Concerned about climate change, but don’t know what to do to actually make a difference? Feel a little intimidated to join the conversation? Worried you don’t know enough, or will say the wrong thing?
Well, now’s the time to cast all that doubt aside. Throughout the month of February, the city’s Office of Sustainability will be hosting a series of community workshops on climate change and everyone is invited to attend and help shape the future of Austin’s climate action.
“It’s starting to open up the conversation to include everyone on this topic of climate change,” explained Celine Rendon (a Community Engagement Specialist with the Office of Sustainability), during a recent interview with AEN. “And I think putting more empowerment to it, to understand that everyone has a voice to kind of share and contribute, everyone has a lived experience, everyone has their different a moment of transformation to really contribute to this.”
The whole idea behind these workshops is to better understand community challenges, opportunities, and ideas around climate-related issues, and then to share those thoughts with the local leaders who are working on an update to Austin’s Community Climate Plan.

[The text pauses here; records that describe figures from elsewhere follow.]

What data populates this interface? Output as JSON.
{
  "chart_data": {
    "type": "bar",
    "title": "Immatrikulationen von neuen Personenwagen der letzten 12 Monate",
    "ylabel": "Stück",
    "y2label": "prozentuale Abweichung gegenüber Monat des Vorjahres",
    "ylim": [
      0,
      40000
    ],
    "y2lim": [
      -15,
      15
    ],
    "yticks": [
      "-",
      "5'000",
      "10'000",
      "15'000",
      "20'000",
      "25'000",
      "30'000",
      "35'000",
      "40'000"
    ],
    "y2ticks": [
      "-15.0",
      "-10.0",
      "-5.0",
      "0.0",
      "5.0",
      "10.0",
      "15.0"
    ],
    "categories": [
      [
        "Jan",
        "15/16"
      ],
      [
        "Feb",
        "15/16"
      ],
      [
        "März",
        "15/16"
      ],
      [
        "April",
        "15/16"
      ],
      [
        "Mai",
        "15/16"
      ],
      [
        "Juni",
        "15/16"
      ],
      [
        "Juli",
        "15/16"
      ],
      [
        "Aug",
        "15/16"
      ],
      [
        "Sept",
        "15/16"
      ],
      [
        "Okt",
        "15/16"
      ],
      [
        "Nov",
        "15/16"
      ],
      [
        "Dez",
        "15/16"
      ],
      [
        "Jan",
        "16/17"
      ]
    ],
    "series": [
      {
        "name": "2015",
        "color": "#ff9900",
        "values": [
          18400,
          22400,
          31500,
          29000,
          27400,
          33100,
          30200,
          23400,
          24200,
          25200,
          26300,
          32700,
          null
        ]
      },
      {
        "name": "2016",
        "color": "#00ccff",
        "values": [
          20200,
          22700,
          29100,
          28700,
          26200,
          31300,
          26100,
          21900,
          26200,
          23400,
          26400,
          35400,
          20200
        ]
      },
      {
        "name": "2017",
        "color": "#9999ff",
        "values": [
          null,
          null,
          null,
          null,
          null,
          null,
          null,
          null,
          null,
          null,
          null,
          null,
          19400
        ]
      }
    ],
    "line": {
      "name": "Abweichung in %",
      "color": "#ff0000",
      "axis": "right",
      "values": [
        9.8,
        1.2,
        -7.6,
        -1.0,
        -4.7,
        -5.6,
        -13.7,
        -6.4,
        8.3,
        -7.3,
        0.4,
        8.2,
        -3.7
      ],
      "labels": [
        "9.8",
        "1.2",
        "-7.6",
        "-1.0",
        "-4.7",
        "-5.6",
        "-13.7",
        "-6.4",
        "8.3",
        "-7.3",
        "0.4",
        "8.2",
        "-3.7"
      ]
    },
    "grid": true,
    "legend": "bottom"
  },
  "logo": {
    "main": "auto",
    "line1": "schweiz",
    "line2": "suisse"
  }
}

We sat down with Celine Rendon and Phoebe Romero, from the Office of Sustainability, earlier this week to talk about the climate plan update, its emphasis on equity, and how the public can get involved. You can watch the entire video or check out our summary below.
Wait. What’s a Community Climate Plan?
Austin’s Community Climate Plan was first approved by City Council in 2015, to help Austin reach its goal of net-zero greenhouse gas emissions by 2050. (That means virtually no emissions from the electricity we use, the things we throw away, or the cars we drive.) The plan included emission reduction targets for 2020, 2030, and 2040, as well as a list of over 130 actions that could be completed by both the city and the community to reduce emissions from energy, transportation and land use, industrial processes, and waste. It was developed in collaboration with city staff (led by the Office of Sustainability) and community leaders.
But now, about five years later, it’s time for an update. This time around, the plan is adding in some new topic areas:
- The things we all buy – most of our food, clothes, etc that we buy isn’t produced here. It’s made somewhere else and then shipped to us, which produces emissions.
- Natural systems – how can we naturally “capture” carbon with trees, soils, agriculture and other natural processes?
And most importantly, this plan update is emphasizing equity and the ways it can intersect with climate action.
“We’re not just creating a plan, we’re really creating a culture, where we’re prioritizing this,” Celine said. “We’re talking about this as a climate justice issue, not just reducing our carbon emissions…This is going to impact everyone. And climate change is not going to impact everyone the same. And that’s why we are leading with race when we talk about this plan.”
Here’s how that’s happening.
Right now, five advisory groups and a steering committee made up of about 130 people (featuring city staff, nonprofit leaders, grassroots activists, and technical experts) are meeting monthly to develop targets and action items for the following topics areas:
- Transportation Electrification
- Sustainable Buildings
- Natural Systems
- Transportation and Land Use
- Consumerism/ Consumption
At the same time, the Office of Sustainability is partnering with the city’s Equity Office to apply an equity tool to screen actions and strategies that are coming out of these groups and being proposed for the climate plan. On top of that, 13 Climate Ambassadors are working with the Office of Sustainability to go into their own communities, lead conversations on climate change, and provide ongoing feedback for the plan.
“It’s really courageous, I think, for the folks that are involved in this plan to be doing something like that… It’s creating something different and it’s starting to bring awareness to other folks in the sustainability community,” Celine said.
So how can you get involved?
Attend one of the upcoming community climate workshops! During these events, you’ll have the opportunity to share your ideas and feedback on everything from barriers that keep you from riding your bike more often, to how we can all buy less stuff. The dates and times are listed below:
- Transportation Electrification Community Workshop – Tuesday, February 4th from 5:30pm to 8pm at Town Lake Center
- Sustainable Buildings Community Workshop – Saturday, February 8th from 2pm to 4:30pm at Huston-Tillotson University
- Natural Systems Community Workshop – Tuesday, February 11th from 5:30pm to 8pm the Carver Library
- Transportation and Land Use Community Workshop – Thursday, February 13th from 5:30pm to 8pm at the Carver Library
- Consumerism and Climate Change Community Workshop – Saturday, February 22nd from 10am to 1:30pm (location TBA)
At all of these workshops, food and drinks will be provided, and supervised child activities will be available for kids age 3 and up.
“I think for a long time, the Austin community has been guilty of separating the environment and the natural systems from the people,” Phoebe said during our AEN interview. “And I think that is something we’re also trying to do, is to ensure that the residents are actually seen as part of our climate system… and make it resonate with everybody, not just a few folks.”